Hace unos días, el escritor y periodista Ricardo Raphael compartió su primera experiencia con el novedoso programa de inteligencia artificial ChatGPT, (Milenio, 21/01/23), sin ocultar su asombro.
Lo primero obtenido, dice, fue una respuesta seria para la pregunta boba acerca de su identidad: ¿Soy yo Mickey Mouse? Siguieron cinco cuestionamientos más, respondidos con igual rapidez de segundos y profundidad contenida en cada uno de ellos: ¿Cómo puedo distinguir entre la verdad y la mentira?, ¿Cómo sé que en realidad no soy el sueño de alguien más?, por ejemplo.
Siguieron dos preguntas de orden sentimental, cuenta Raphael: ¿Cómo sé que me estoy enamorando? ¿Cómo sé si me encuentro en una relación tóxica? Recibidas las respuestas satisfactoriamente, hubo una siguiente: ¿Cuáles son tus fuentes? Vino contestación por demás interesante: “no soy sustituto para ofrecer consejos profesionales así que es importante que verifiques la información que te proveo con fuentes más confiables. Si tienes alguna duda específica, mejor consulta a un experto en el campo relevante de tu interés”.
Última pregunta en la conversación: ¿Estás consciente de lo que es el plagio?, respuesta: “En tanto que modelo de lenguaje de IA no estoy consciente de lo que es el plagio, es más, no tengo ningún tipo de consciencia, emoción o experiencia. Mi único objetivo es proveer de información que te sea de ayuda”.
Después de las cortesías de una despedida como cualquier otra, concluye Ricardo: …esta inteligencia, por momentos, no se percibe como artificial. Esa es la verdadera revolución.
Otra arista del mismo tema abordó Oliver Galindo Ávila, en su artículo El derecho ya no puede ignorar a la inteligencia artificial, (El Financiero, 10/02/23). Subraya el abogado experto en propiedad intelectual, el error de suponer la IA como un asunto de ciencia ficción o al menos, apunta, como una tecnología en pañales con posibles resultados para el próximo siglo.
Para ejemplificar señala precisamente el lanzamiento del ChapGPT por la empresa Open Al con un récord superior al millón de usuarios en cinco días y cuyo software, anota Galindo Ávila, redacta cartas, escribe poemas, canciones, corrige textos y revisa errores en los códigos de programación.

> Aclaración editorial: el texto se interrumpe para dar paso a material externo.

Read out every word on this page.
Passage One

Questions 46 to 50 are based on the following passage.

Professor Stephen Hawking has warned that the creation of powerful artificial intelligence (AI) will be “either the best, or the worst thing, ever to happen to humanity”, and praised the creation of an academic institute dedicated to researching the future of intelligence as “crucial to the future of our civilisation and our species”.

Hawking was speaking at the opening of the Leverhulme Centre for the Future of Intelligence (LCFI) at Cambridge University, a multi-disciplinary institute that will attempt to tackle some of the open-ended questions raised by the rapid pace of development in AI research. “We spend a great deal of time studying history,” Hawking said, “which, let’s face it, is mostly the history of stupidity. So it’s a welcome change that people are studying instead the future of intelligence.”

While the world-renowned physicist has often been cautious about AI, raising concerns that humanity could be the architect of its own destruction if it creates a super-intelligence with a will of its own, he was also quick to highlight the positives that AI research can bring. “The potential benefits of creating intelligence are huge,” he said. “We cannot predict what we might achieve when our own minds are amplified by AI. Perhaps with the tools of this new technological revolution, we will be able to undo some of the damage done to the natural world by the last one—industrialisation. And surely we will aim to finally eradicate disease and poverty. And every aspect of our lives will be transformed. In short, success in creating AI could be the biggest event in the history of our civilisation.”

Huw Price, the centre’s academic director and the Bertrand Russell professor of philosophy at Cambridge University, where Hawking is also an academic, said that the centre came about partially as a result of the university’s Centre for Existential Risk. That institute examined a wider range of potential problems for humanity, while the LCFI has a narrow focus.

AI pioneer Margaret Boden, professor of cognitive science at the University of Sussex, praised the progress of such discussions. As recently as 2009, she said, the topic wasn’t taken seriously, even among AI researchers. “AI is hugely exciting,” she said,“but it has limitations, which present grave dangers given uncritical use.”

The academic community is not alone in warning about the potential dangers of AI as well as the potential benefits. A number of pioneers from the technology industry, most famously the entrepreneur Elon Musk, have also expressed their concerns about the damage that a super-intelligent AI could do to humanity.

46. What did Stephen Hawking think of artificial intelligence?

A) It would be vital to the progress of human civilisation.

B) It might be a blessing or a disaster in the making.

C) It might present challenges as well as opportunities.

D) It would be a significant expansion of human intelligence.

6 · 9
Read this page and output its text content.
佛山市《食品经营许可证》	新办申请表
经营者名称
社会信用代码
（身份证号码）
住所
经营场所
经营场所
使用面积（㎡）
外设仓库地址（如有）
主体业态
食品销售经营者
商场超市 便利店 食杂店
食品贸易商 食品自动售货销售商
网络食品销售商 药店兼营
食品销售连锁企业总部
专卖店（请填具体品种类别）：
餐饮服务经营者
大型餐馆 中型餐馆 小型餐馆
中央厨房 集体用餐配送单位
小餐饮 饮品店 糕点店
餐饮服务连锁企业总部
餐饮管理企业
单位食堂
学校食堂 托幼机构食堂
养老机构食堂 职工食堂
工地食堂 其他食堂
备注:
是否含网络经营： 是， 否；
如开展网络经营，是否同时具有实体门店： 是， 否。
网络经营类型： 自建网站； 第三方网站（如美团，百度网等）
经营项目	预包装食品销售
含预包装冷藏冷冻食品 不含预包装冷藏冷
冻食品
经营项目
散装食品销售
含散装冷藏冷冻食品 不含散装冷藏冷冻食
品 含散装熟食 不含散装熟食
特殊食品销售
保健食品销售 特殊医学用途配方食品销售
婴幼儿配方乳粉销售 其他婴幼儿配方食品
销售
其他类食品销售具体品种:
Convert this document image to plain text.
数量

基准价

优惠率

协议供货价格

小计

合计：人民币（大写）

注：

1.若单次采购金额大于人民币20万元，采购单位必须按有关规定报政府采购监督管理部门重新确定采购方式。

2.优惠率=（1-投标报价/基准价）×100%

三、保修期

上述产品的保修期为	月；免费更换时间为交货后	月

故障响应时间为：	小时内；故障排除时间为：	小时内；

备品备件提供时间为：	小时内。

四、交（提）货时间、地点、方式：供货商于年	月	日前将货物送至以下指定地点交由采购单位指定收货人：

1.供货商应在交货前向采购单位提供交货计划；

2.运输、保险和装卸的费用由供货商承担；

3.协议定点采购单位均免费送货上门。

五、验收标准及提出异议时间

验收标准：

Su experiencia inicial, narra, fue obtener de esa tecnología un discurso estilo Donald Trump “argumentando que el pastor alemán era la mejor raza canina”, y una carta a la Suprema Corte de Justicia de la Nación solicitándole reconocerse como autora de los escritos por ella producidos.
Propone el colega temas medulares a partir de cuestionar ¿a quién se atribuirá la autoría de las obras obtenidas mediante el ChatGPT?: no estamos frente a la robótica tradicional con máquinas programadas, sino ante computadoras con redes neuronales similares al cerebro humano, capaces de aprender, memorizar y decidir basadas en experiencias previas, concluye.
Otro es el relativo a los derechos de los programas de cómputo dependientes, además de la inteligencia, de autoconciencia, voluntad y facultades emotivas, de las cuales carecen las máquinas, refiere.
Cabe recordar el debate sobre la aplicación de la inteligencia artificial en la impartición de justicia, concretamente en la redacción de sentencias. Dicho de manera menos amable, la sustitución de juzgadoras y juzgadores por máquinas.
No es fantasioso advertirlo. La velocidad de la innovación tecnológica se comprueba cada día, está presente en el ambiente jurídico, ofrece soluciones precisas para la justicia pronta, expedita, y es un dique a su corrupción.